Il gioco linguistico del dubitare viene invece affrontato nel terzo capitolo, dove Coliva mette in evidenza l’insensatezza del dubbio scettico denunciata dal filosofo austriaco. Quindi, sono introdotti i due argomenti classici a favore dello scetticismo a proposito dell’esistenza del mondo esterno: l’argomento dell’(in)affidabilità dei sensi e l’argomento del sogno. Questi argomenti, se da una parte mettono in luce l’irrazionalità del dubbio scettico, dal momento che non vi sono logicamente ragioni che lo sostengano, dall’altra mostrano la sua non-sensatezza, dal momento che il dubbio, inteso come assoluto, farebbe venire meno i presupposti stessi per la sensatezza delle parole utilizzate per esprimerlo. In altre parole, secondo l’autrice, come per Wittgenstein, il dubbio presuppone un certo grado di certezza.
Il quarto e conclusivo capitolo dell’opera si concentra sulla legittimità o meno dell’impiego di termini epistemici o di un atteggiamento proposizionale nella descrizione di ciò che quotidianamente noi mostriamo con la nostra vita.
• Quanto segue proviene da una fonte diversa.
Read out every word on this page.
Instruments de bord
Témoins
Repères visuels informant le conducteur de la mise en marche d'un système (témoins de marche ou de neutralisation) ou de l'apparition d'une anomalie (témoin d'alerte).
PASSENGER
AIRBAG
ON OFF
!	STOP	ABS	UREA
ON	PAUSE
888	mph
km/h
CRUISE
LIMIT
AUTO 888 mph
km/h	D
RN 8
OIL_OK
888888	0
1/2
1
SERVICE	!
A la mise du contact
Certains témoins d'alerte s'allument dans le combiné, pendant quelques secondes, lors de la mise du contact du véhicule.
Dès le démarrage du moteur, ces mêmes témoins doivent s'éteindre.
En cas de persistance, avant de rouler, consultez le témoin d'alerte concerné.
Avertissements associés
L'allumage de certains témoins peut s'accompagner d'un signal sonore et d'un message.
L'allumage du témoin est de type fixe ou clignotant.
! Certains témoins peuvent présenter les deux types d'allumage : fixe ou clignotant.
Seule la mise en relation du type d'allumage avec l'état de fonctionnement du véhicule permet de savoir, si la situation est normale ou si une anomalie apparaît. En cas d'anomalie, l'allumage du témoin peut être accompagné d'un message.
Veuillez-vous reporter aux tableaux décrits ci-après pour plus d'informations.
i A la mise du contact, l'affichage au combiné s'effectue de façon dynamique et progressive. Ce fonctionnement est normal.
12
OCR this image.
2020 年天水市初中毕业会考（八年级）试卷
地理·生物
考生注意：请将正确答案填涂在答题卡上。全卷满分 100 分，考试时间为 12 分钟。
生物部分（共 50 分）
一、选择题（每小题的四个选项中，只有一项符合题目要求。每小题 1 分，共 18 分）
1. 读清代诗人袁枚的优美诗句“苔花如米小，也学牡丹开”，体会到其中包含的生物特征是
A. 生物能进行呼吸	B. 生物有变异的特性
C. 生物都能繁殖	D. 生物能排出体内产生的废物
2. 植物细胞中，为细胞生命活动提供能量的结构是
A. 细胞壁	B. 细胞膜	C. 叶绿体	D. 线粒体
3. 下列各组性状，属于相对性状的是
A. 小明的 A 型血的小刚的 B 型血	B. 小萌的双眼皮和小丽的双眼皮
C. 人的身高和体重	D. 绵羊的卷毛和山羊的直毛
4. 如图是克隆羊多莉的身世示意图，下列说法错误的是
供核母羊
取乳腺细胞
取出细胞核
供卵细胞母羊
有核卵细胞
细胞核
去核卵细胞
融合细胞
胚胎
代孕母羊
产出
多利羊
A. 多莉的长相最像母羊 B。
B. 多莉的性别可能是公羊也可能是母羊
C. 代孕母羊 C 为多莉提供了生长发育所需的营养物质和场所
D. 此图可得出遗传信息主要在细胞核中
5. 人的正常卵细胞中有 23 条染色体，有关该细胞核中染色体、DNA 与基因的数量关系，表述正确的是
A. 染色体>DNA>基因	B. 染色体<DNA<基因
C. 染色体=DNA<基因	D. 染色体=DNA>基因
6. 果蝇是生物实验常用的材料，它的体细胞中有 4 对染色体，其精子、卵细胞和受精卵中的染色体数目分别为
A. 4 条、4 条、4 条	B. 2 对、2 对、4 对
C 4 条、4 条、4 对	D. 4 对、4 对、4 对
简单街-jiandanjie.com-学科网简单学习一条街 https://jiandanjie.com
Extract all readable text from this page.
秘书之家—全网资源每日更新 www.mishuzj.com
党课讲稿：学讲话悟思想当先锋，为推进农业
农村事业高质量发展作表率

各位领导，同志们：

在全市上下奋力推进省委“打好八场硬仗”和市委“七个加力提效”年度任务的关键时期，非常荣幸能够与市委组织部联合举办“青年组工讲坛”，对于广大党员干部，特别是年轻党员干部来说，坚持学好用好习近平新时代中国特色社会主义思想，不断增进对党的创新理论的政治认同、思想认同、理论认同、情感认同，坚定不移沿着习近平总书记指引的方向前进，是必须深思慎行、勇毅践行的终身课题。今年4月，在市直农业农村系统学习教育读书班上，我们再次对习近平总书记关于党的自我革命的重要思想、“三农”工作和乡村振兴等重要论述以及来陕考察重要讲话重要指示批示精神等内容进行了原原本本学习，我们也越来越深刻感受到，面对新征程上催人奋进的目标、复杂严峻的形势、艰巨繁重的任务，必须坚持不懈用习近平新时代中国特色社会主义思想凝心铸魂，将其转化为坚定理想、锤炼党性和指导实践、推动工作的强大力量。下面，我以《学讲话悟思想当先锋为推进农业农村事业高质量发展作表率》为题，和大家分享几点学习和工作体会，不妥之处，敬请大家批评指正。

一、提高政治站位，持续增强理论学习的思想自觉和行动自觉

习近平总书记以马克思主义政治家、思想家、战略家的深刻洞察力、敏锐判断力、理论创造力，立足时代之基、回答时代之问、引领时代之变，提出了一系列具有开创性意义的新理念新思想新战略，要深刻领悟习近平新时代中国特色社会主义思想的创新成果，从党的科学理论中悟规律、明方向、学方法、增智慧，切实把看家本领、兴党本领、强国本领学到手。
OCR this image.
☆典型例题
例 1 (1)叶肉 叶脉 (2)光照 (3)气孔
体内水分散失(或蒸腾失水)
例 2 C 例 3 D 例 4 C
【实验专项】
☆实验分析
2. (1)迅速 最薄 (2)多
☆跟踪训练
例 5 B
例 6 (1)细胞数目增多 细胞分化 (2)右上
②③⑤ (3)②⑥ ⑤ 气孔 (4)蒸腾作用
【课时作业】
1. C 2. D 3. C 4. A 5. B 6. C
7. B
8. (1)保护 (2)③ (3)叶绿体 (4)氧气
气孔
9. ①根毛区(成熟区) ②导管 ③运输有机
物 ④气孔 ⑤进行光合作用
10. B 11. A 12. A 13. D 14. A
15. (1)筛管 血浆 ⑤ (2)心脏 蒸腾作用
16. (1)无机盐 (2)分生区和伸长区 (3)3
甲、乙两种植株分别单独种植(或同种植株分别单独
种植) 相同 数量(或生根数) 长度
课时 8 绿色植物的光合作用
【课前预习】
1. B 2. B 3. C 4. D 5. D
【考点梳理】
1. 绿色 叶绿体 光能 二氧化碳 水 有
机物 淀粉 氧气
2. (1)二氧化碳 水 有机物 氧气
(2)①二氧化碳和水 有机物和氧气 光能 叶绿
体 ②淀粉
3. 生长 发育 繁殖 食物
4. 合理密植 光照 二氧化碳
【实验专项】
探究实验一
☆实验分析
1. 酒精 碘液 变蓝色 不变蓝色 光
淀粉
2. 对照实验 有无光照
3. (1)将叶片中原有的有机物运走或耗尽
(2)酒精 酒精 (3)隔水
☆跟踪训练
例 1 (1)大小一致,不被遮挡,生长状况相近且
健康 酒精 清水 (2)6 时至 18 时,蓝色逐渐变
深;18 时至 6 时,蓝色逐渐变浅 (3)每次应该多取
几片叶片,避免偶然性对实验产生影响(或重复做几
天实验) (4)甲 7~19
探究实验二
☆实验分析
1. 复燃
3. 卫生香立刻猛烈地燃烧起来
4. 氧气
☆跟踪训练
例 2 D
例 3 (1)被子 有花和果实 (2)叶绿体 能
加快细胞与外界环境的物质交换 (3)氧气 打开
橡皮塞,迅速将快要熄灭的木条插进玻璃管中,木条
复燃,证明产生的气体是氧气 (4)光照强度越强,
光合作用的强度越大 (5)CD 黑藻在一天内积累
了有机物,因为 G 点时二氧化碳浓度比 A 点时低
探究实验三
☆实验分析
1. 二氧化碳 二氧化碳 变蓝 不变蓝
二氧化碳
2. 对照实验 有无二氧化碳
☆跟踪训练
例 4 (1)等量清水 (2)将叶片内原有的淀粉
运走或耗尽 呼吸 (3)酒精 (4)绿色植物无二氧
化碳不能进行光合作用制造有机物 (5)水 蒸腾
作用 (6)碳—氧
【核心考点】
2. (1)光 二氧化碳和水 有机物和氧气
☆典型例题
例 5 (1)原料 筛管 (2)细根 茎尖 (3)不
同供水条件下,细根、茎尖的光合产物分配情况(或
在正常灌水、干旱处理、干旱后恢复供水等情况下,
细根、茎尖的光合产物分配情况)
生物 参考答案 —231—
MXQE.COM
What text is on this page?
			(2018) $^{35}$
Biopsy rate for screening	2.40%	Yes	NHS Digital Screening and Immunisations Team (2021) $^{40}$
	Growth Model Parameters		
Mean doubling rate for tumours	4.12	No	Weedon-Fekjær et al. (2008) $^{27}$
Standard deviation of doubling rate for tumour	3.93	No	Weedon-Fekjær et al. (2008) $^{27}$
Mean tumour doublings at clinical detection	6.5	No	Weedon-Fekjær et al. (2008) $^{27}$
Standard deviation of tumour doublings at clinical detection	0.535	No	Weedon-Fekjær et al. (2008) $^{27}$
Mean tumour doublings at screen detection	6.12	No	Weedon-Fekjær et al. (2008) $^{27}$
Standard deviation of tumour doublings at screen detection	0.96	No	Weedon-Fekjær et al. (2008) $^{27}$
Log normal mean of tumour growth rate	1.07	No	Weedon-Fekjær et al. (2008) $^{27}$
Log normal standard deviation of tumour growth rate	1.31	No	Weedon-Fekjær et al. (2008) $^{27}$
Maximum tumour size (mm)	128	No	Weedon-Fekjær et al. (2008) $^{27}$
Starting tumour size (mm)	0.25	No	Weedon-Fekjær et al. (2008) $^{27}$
Viene poi analizzata la tesi che Avrum Stroll (Moore and Wittgenstein on Certainty, 1994) ha recentemente sostenuto a proposito del fondazionalismo in Wittgenstein, e, cioè, che in Über Gewißheit il filosofo ha sviluppato una forma di fondazionalismo coerente con la convinzione della centralità in filosofia della pratica descrittiva a scapito di quella esplicativa. Secondo Stroll il fondamento wittgensteiniano del gioco linguistico starebbe al di fuori del gioco stesso e questo, attraverso una duplice modalità: relativa e assoluta. Nel primo caso, una delle proposizioni che costituiscono il fondamento per uno o più giochi entra in uno o più giochi linguistici differenti; nel secondo caso, invece, la proposizione fondamentale non rientra mai in alcun gioco linguistico. Stroll distingue anche due tipi di certezza nelle riflessioni wittgensteiniane: proposizionale e pratica. Coliva prende in considerazione questa posizione interpretativa, sia per quanto riguarda il fondazionalismo che per quanto concerne la natura della certezza, ma se ne distanzia parzialmente fornendo argomentazioni di una notevole finezza intellettuale.

Indice

Elenco delle abbreviazioni
Introduzione
I. G. E. Moore: scetticismo, certezza e senso comune
II. Wittgenstein: credere, sapere, essere certi
III. Wittgenstein: il gioco linguistico con “dubitare” e le insensatezze dello scetticismo
IV. Logica, esperienza, immagine del mondo e mitologia
Bibliografia
Indice di nomi

L'autrice

Annalisa Coliva, laureatasi a Bologna in filosofia, ha conseguito il dottorato di ricerca in filosofia del linguaggio a Vercelli, un Master e un PhD presso l’Università di St. Andrews. Dopo un periodo di insegnamento e ricerca presso l’Università di Bologna e un periodo di perfezionamento alla Columbia University (New York), è ora assegnista di ricerca all’Università di Modena. Autrice con Elisabetta Sacchi di Singular Thoughts. Perceptual Demonstrative Thoughts and I-Thoughts (2001), ha pubblicato in volumi collettanei e riviste italiane e internazionali numerosi articoli.